Jihad di Jalan Islam
Mengacu pada buku 10 Sahabat Rasul Penghuni Surga karya Ariany Syurfah, Abdurrahman bin Auf RA dikenal sebagai seorang pedagang yang sangat sukses dan kaya raya. Meskipun memiliki harta berlimpah, ia senantiasa memanfaatkannya untuk kepentingan dakwah.
Ketika berhijrah ke Madinah, Abdurrahman bin Auf RA sempat kehilangan seluruh hartanya akibat dirampas. Namun, ia tidak putus asa dan dengan penuh kesabaran, ia memulai kembali usahanya dengan modal yang ada, berjualan keju serta minyak samin. Berkat pertolongan Allah SWT, ia berhasil bangkit dan kembali menjadi saudagar yang sukses serta berlimpah harta.

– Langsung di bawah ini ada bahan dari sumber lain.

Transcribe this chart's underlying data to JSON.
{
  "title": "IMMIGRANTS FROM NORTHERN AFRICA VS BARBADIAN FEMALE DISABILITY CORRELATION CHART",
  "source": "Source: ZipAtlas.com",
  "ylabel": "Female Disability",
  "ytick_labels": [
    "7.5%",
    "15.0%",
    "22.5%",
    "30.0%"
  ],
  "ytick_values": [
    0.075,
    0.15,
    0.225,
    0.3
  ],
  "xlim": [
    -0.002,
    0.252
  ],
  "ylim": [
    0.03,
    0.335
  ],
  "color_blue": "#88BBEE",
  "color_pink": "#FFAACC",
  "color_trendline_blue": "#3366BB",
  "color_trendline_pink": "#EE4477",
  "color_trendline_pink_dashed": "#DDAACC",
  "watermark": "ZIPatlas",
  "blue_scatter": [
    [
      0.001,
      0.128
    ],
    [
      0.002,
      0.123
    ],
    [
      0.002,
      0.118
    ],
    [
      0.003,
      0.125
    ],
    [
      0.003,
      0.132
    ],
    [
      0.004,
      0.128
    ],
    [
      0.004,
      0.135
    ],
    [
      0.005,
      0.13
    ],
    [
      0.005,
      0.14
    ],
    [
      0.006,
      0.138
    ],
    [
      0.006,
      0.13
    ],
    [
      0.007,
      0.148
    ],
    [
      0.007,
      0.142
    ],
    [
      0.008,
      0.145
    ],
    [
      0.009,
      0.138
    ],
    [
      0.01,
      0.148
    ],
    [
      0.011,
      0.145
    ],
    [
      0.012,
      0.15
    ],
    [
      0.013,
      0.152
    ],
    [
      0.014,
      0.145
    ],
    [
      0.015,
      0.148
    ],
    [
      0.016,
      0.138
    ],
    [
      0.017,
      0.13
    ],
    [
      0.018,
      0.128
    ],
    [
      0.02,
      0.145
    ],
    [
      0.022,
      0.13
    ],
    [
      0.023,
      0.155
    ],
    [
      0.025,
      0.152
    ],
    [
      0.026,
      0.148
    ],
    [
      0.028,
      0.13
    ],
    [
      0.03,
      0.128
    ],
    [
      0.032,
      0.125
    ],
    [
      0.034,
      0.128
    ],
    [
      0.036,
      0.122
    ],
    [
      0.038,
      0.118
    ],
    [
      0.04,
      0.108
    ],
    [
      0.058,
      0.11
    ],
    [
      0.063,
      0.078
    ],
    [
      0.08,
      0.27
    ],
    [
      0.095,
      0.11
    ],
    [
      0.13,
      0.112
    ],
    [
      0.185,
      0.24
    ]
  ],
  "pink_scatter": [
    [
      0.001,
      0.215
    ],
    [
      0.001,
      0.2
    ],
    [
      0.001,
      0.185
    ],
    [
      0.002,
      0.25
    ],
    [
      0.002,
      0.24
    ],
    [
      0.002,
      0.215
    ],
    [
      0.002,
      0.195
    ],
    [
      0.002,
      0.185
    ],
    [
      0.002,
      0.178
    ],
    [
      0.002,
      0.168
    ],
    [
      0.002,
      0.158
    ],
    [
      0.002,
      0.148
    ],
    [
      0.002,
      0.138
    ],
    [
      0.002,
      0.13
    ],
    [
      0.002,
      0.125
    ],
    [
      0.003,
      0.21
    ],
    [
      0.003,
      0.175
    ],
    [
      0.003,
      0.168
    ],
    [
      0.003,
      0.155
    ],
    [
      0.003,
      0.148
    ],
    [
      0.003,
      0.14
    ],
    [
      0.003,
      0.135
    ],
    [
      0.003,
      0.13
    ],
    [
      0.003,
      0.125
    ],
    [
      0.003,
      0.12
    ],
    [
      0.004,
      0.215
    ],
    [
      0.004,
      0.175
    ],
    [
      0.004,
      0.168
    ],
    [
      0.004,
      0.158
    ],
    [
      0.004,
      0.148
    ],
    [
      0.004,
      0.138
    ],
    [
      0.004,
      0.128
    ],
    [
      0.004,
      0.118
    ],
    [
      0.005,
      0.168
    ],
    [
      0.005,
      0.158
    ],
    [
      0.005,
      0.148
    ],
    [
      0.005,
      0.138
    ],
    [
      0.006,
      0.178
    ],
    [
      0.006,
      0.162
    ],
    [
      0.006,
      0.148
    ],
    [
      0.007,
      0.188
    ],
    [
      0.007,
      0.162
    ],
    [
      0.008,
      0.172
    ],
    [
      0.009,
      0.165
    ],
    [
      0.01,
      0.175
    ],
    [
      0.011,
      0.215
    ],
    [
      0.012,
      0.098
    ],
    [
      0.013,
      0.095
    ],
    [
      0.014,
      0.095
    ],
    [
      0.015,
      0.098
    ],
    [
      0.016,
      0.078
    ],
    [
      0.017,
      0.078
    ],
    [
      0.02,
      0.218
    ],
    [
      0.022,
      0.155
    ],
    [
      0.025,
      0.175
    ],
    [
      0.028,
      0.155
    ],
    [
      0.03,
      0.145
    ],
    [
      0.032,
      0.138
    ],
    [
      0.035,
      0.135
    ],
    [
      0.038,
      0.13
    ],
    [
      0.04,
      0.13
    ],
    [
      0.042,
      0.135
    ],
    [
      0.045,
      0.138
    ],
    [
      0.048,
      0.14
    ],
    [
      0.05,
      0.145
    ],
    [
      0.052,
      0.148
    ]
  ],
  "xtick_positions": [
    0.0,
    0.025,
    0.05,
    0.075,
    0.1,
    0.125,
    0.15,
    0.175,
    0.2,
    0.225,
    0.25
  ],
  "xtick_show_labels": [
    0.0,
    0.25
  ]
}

Dalam perang melawan kaum Nasrani, Abdurrahman bin Auf RA mendapat tugas dari Rasulullah SAW untuk memimpin 700 pasukan menuju Daumatul Jandal. Setibanya di sana, ia dengan penuh kesabaran berdakwah kepada penduduk setempat, mengajak mereka untuk memeluk Islam.
Pada hari keempat, bani Kalb akhirnya menerima Islam setelah rajanya, Al-Ashbagh bin Amrin al-Kulayyi, memeluk agama tersebut. Sesuai wasiat Rasulullah SAW, Abdurrahman bin Auf RA pun menikahi putri raja bani Kalb, Tumadlir binti Ashbagh.